The argument is that there are no easily determinable limits.
Let's say the provider has a 100 Gpbs upstream, 1000 clients, and offers a cheap plan where you pay for 1 Gbps with no limit. The provider obviously can't provide a sustained 1 Gbps to every client 24/7.
Now, how do you honestly advertise that? Because you can give people 1 Gbps service so long not too many clients do that at the same time. And you can tolerate people downloading 24/7 so long they don't all do it at the same time.
How much you have to crack down will depend on how close to capacity you are, and what your clients are doing.
That's a cool story. It sounds like something the marketing and sales departments should probably think pretty hard about. It's not an easy problem.
But a service with a cap also isn't unlimited.
Making a pricing structure which works for the company and is easy to understand for the customer isn't easy.
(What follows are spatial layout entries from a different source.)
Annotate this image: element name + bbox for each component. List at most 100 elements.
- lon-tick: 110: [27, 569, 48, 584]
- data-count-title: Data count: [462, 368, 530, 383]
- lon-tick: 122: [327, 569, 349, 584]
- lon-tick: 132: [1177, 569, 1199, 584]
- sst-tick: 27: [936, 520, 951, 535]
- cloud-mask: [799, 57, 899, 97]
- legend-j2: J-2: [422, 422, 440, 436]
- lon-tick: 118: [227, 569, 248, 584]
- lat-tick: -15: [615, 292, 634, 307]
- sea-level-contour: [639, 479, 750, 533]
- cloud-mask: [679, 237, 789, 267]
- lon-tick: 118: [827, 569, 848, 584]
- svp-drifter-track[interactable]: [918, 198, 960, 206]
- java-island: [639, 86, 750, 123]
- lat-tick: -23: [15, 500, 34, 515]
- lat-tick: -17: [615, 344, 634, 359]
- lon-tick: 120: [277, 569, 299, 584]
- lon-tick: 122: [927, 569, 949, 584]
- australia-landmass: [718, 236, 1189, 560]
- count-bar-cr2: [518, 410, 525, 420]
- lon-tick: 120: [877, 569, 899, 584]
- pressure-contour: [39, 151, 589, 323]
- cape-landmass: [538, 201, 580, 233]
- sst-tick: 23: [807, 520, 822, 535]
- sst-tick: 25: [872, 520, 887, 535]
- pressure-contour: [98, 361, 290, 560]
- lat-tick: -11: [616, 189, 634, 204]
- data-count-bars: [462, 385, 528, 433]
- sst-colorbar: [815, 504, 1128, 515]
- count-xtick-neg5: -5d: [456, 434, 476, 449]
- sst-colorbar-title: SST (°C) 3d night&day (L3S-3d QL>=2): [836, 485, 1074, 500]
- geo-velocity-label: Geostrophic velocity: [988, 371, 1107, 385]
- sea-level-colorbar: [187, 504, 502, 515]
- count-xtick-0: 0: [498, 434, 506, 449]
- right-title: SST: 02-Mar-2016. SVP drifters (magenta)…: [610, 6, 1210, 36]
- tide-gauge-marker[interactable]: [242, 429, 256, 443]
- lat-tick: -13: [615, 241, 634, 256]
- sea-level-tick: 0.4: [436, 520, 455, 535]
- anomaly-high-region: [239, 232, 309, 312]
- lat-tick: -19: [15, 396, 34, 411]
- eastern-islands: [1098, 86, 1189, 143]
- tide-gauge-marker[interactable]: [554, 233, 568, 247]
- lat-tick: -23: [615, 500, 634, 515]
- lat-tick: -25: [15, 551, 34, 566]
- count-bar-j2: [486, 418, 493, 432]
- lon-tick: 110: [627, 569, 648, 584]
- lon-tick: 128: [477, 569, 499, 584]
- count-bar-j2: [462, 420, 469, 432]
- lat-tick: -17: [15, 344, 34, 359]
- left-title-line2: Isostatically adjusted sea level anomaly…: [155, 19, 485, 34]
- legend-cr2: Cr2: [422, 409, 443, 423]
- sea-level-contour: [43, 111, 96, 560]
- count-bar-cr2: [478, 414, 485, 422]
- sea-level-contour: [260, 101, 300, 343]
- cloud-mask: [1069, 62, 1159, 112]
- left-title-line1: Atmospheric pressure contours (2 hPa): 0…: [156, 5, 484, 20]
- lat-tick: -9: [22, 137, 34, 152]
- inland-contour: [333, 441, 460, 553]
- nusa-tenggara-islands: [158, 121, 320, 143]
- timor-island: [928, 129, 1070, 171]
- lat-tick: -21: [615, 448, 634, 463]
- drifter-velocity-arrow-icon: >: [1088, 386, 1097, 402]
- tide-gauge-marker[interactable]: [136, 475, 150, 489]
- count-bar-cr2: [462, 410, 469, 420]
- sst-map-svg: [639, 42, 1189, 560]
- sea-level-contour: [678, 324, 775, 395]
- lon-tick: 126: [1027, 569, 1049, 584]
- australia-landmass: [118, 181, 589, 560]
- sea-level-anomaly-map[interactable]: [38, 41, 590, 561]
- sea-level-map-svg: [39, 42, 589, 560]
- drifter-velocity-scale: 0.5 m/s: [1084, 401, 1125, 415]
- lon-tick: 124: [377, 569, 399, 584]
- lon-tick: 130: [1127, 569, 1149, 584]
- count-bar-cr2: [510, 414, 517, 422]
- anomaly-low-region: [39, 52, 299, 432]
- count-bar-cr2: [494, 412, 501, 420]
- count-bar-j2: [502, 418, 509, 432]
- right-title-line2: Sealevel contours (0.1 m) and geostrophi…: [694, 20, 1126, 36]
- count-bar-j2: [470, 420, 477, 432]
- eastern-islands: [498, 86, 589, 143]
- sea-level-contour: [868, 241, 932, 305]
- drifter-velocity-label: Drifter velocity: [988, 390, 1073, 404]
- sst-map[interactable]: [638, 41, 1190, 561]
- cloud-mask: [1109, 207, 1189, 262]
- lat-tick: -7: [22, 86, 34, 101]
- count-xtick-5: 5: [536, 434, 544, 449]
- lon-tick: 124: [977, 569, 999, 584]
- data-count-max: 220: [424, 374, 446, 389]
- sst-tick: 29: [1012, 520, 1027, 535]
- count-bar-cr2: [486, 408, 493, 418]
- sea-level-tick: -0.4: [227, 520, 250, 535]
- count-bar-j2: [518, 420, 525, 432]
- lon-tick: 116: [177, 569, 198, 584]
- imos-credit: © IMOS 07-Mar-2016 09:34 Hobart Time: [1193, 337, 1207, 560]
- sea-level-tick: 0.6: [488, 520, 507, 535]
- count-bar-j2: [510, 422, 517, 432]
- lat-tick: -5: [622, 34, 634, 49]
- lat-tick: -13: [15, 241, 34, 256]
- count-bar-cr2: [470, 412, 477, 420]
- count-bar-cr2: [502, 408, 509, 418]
Nobody said it was easy. But I don't understand how you go from that, to arguing in favor of lying to the customer.
> The argument is that there are no easily determinable limits.
But the fact that there is a limit at all, means that you can definitely display it somewhere.
Suppose you have two users, John and Jane, John is in the 1% of most valuable customers, Jane signed up last month. The data center has plenty of free capacity in June, but is closer to capacity in July.
Now suppose that each user has their own dashboard for resources.
John:
June - Your bandwidth limit is 200 TB. Please contact customer support if you need to increase it.
July - Your bandwidth limit is 160 TB. Please contact customer support if you need to increase it.
Jane:
June - Your bandwidth limit is 40 TB. Options to increase this limit will become available after X$ in total spend.
July - Your bandwidth limit is 30 TB. Options to increase this limit will become available after X$ in total spend.
As a matter of fact, Hetzner already has something like that under their "Limits" section:
Limits
Limits are set per customer and are counted across all projects that you created. If you need more resources, just send us a request, and we are happy to adjust them for you.
Outgoing traffic to ports 25 and 465 are blocked by default on all Cloud Servers. Send a request for unblocking these ports. Please note that we generally do not answer questions regarding limit increase on the telephone.
You don't necessarily have to advertise the fact that your limits will be dependent on lots of variables and will change (though you should disclose it). What you shouldn't do is say that there are no limits, which is clearly lying. Even if the lie only becomes relevant to a very small part of the clientele who'll be affected by this, it's still lying.
Of course, that's not the world that we live in and "unlimited" offerings will be a mainstay of marketing in the industry, for the better or worse. Probably better for the org and worse for the clients. Kind of why I also hate mobile carriers being dishonest with their data plans. It's like nobody even knows what "unlimited" means.
Maybe like ADSL was originally advertised in some markets, with the contention ratio?
In your scenario, 10:1 contention ratio, "up-to" 1Gbps throughput, 1Gbps link-speed.
In the UK British Telecom originally offered 'consumer' ADSL at 50:1 and 'business' (more expensive) at 20:1 contention ratio specifically to deal with the backhaul limitations.
Probably the way they do processors, say you get N Mhz as a min that is boostable up to M Mhz.
If they advertised "you get a min of 200kbps, that could boost up to 1Gbps" that would be acceptable, as long as you actually got that 200kbps. The problem is they claim it is 1Gbps, then look at you funny if you expect 70% of what they claim.
Let's say the provider has a 100 Gpbs upstream, 1000 clients, and offers a cheap plan where you pay for 1 Gbps with no limit. The provider obviously can't provide a sustained 1 Gbps to every client 24/7.
Now, how do you honestly advertise that? Because you can give people 1 Gbps service so long not too many clients do that at the same time. And you can tolerate people downloading 24/7 so long they don't all do it at the same time.
How much you have to crack down will depend on how close to capacity you are, and what your clients are doing.